Het kasteel van Wijnendaele bij Torhout (hier in een illustratie van Sanderus drie eeuwen later) was volgens de Gentse minderbroeder de fraaiste residentie van graaf Gwij van Vlaanderen. Het was daar dat hij op 7 januari 1297 zijn alliantie met de koning van Engeland sloot.
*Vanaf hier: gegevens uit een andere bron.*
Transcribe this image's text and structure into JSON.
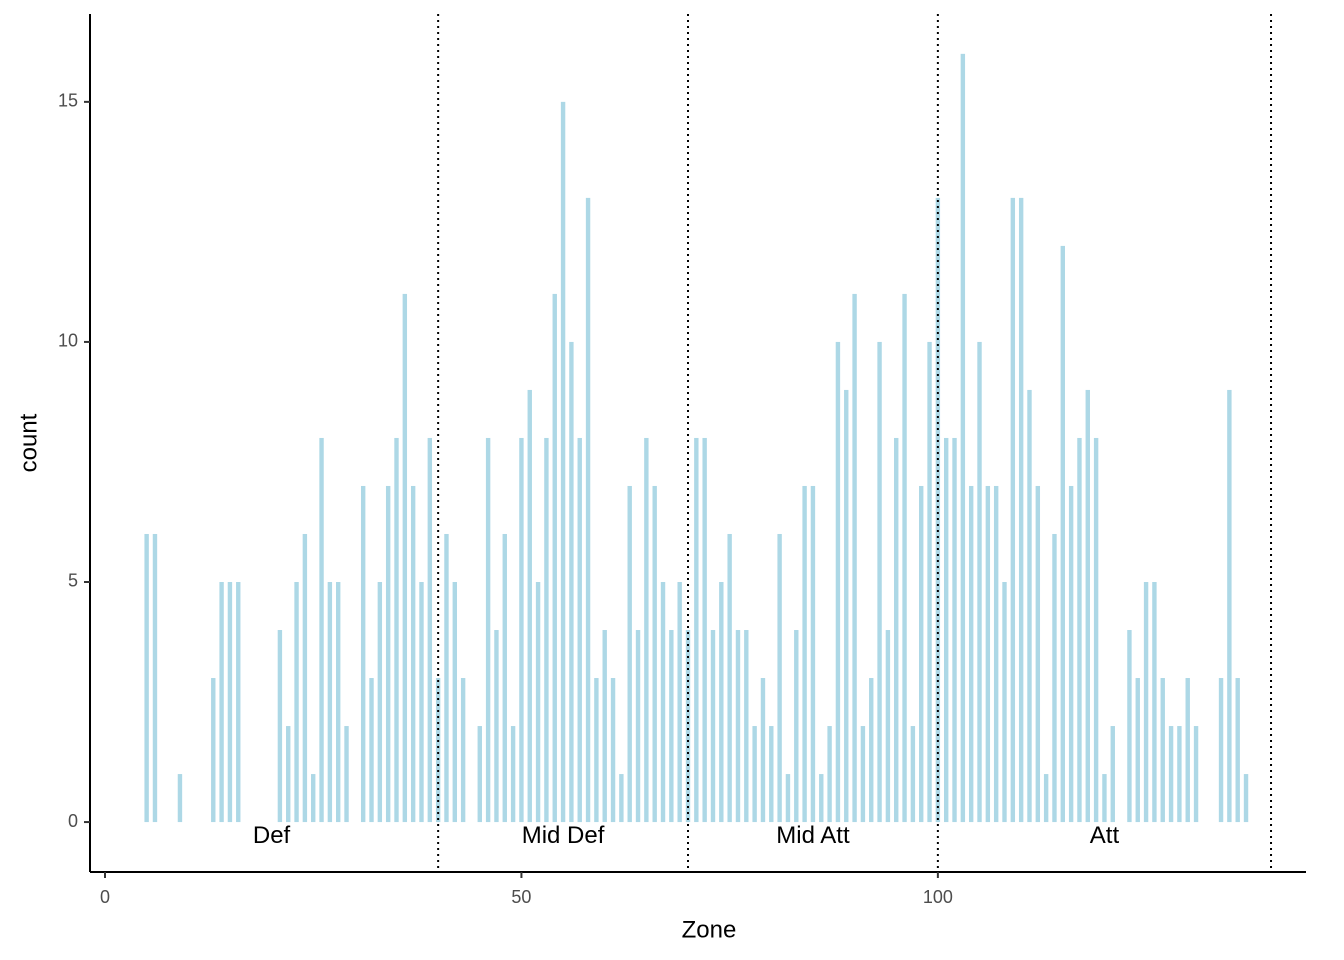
{
  "chart_data": {
    "type": "bar",
    "x_label": "Zone",
    "y_label": "count",
    "x": [
      5,
      6,
      9,
      13,
      14,
      15,
      16,
      21,
      22,
      23,
      24,
      25,
      26,
      27,
      28,
      29,
      31,
      32,
      33,
      34,
      35,
      36,
      37,
      38,
      39,
      40,
      41,
      42,
      43,
      45,
      46,
      47,
      48,
      49,
      50,
      51,
      52,
      53,
      54,
      55,
      56,
      57,
      58,
      59,
      60,
      61,
      62,
      63,
      64,
      65,
      66,
      67,
      68,
      69,
      70,
      71,
      72,
      73,
      74,
      75,
      76,
      77,
      78,
      79,
      80,
      81,
      82,
      83,
      84,
      85,
      86,
      87,
      88,
      89,
      90,
      91,
      92,
      93,
      94,
      95,
      96,
      97,
      98,
      99,
      100,
      101,
      102,
      103,
      104,
      105,
      106,
      107,
      108,
      109,
      110,
      111,
      112,
      113,
      114,
      115,
      116,
      117,
      118,
      119,
      120,
      121,
      123,
      124,
      125,
      126,
      127,
      128,
      129,
      130,
      131,
      134,
      135,
      136,
      137
    ],
    "values": [
      6,
      6,
      1,
      3,
      5,
      5,
      5,
      4,
      2,
      5,
      6,
      1,
      8,
      5,
      5,
      2,
      7,
      3,
      5,
      7,
      8,
      11,
      7,
      5,
      8,
      3,
      6,
      5,
      3,
      2,
      8,
      4,
      6,
      2,
      8,
      9,
      5,
      8,
      11,
      15,
      10,
      8,
      13,
      3,
      4,
      3,
      1,
      7,
      4,
      8,
      7,
      5,
      4,
      5,
      4,
      8,
      8,
      4,
      5,
      6,
      4,
      4,
      2,
      3,
      2,
      6,
      1,
      4,
      7,
      7,
      1,
      2,
      10,
      9,
      11,
      2,
      3,
      10,
      4,
      8,
      11,
      2,
      7,
      10,
      13,
      8,
      8,
      16,
      7,
      10,
      7,
      7,
      5,
      13,
      13,
      9,
      7,
      1,
      6,
      12,
      7,
      8,
      9,
      8,
      1,
      2,
      4,
      3,
      5,
      5,
      3,
      2,
      2,
      3,
      2,
      3,
      9,
      3,
      1
    ],
    "color": "#add8e6",
    "xlim": [
      -1.8,
      144.2
    ],
    "xticks": [
      0,
      50,
      100
    ],
    "ylim": [
      -1.04,
      16.83
    ],
    "yticks": [
      0,
      5,
      10,
      15
    ],
    "vlines": [
      40,
      70,
      100,
      140
    ],
    "annotations": [
      {
        "text": "Def",
        "x": 20,
        "y": -0.3
      },
      {
        "text": "Mid Def",
        "x": 55,
        "y": -0.3
      },
      {
        "text": "Mid Att",
        "x": 85,
        "y": -0.3
      },
      {
        "text": "Att",
        "x": 120,
        "y": -0.3
      }
    ]
  }
}
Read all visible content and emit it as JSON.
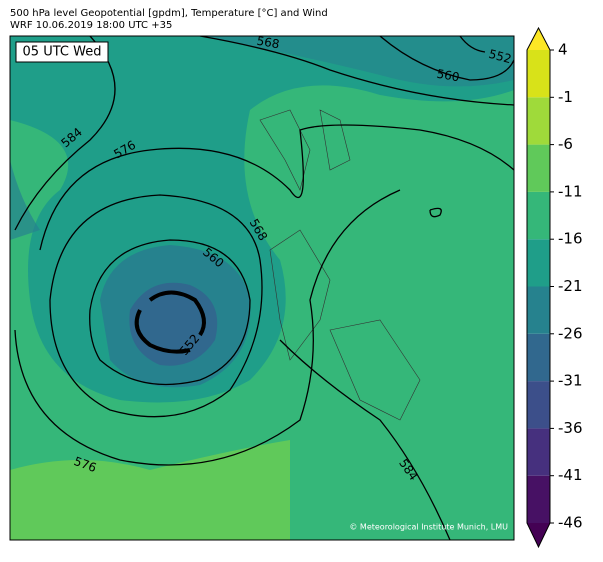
{
  "header": {
    "title": "500 hPa level Geopotential [gpdm], Temperature [°C] and Wind",
    "subtitle": "WRF 10.06.2019 18:00 UTC +35"
  },
  "map": {
    "time_label": "05 UTC Wed",
    "contour_labels": [
      "568",
      "560",
      "552",
      "584",
      "576",
      "568",
      "560",
      "552",
      "576",
      "584"
    ],
    "credit": "© Meteorological Institute Munich, LMU"
  },
  "colorbar": {
    "ticks": [
      -46,
      -41,
      -36,
      -31,
      -26,
      -21,
      -16,
      -11,
      -6,
      -1,
      4
    ],
    "colors": [
      "#471164",
      "#46307e",
      "#3c4f8a",
      "#31688e",
      "#26828e",
      "#1f9e89",
      "#35b779",
      "#60c95a",
      "#9fda3a",
      "#d8e219"
    ],
    "under_color": "#440154",
    "over_color": "#fde725"
  }
}
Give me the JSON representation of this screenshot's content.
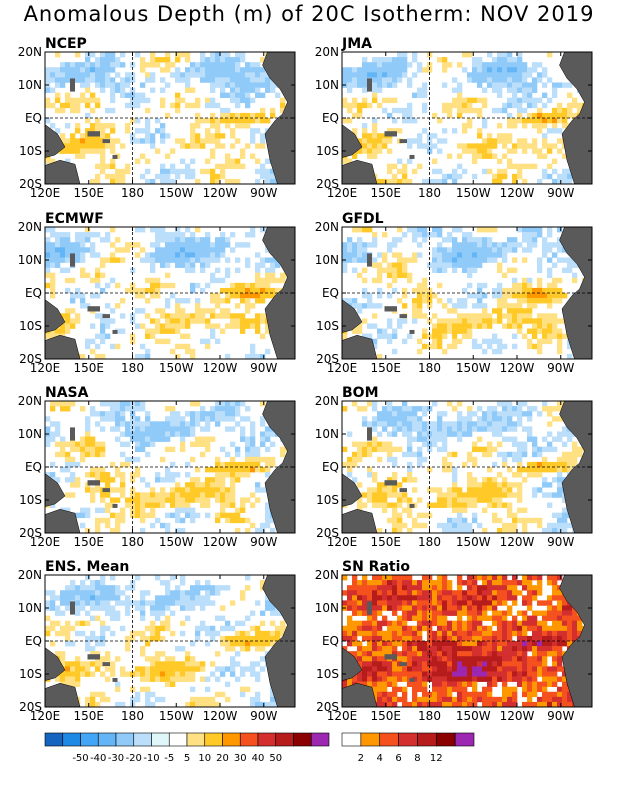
{
  "title": "Anomalous Depth (m) of 20C Isotherm: NOV 2019",
  "lon_labels": [
    "120E",
    "150E",
    "180",
    "150W",
    "120W",
    "90W"
  ],
  "lat_labels": [
    "20N",
    "10N",
    "EQ",
    "10S",
    "20S"
  ],
  "panels": [
    {
      "name": "NCEP",
      "kind": "anomaly"
    },
    {
      "name": "JMA",
      "kind": "anomaly"
    },
    {
      "name": "ECMWF",
      "kind": "anomaly"
    },
    {
      "name": "GFDL",
      "kind": "anomaly"
    },
    {
      "name": "NASA",
      "kind": "anomaly"
    },
    {
      "name": "BOM",
      "kind": "anomaly"
    },
    {
      "name": "ENS. Mean",
      "kind": "anomaly"
    },
    {
      "name": "SN Ratio",
      "kind": "snr"
    }
  ],
  "anomaly_colorbar": {
    "colors": [
      "#1565c0",
      "#1e88e5",
      "#42a5f5",
      "#64b5f6",
      "#90caf9",
      "#bbdefb",
      "#e0f7fa",
      "#ffffff",
      "#ffe082",
      "#ffca28",
      "#ff9800",
      "#f4511e",
      "#d32f2f",
      "#b71c1c",
      "#8b0000",
      "#9c27b0"
    ],
    "labels": [
      "-50",
      "-40",
      "-30",
      "-20",
      "-10",
      "-5",
      "5",
      "10",
      "20",
      "30",
      "40",
      "50"
    ]
  },
  "snr_colorbar": {
    "colors": [
      "#ffffff",
      "#ff9800",
      "#f4511e",
      "#d32f2f",
      "#b71c1c",
      "#8b0000",
      "#9c27b0"
    ],
    "labels": [
      "2",
      "4",
      "6",
      "8",
      "12"
    ]
  },
  "colors": {
    "land": "#5a5a5a",
    "frame": "#000000"
  }
}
Koning Filips verbleef er begin juni 1301 acht dagen - 'in ons huis', zoals zijn administratie dat noemde - na zijn bezoek aan Brugge.

Van het Palais de la Cité van Filips de Schone op het gelijknamige eiland in de Seine in Parijs (waar ook de Notre-Dame gevestigd is), blijven vandaag enkel de twee voorste torens op het beeld (foto Myriam Lemmens) over, naast de zogenaamde Conciergerie binnenin het hedendaagse paleis van Justitie van Parijs (waar ook Simenons fictieve held commissaris Maigret kantoor hield).  Door de zware overstromingen van eind 1296 moest het hof naar het oude Louvre-paleis uitwijken, om de aanklacht van graaf Gwij te horen.

Oorlog in Vlaanderen

Ook van graaf Robert van Artois (1250-1302, Robert II in de dynastie van dat graafschap) hebben we geen indicaties over zijn uiterlijk, enkel een zegel met zijn silhouet als ridder. Artois was de bekendste legeraanvoerder van zijn tijd, gold als nauwelijks te overwinnen, overwon de Vlamingen nabij Veurne in 1297, en sneuvelde uiteindelijk in Kortrijk.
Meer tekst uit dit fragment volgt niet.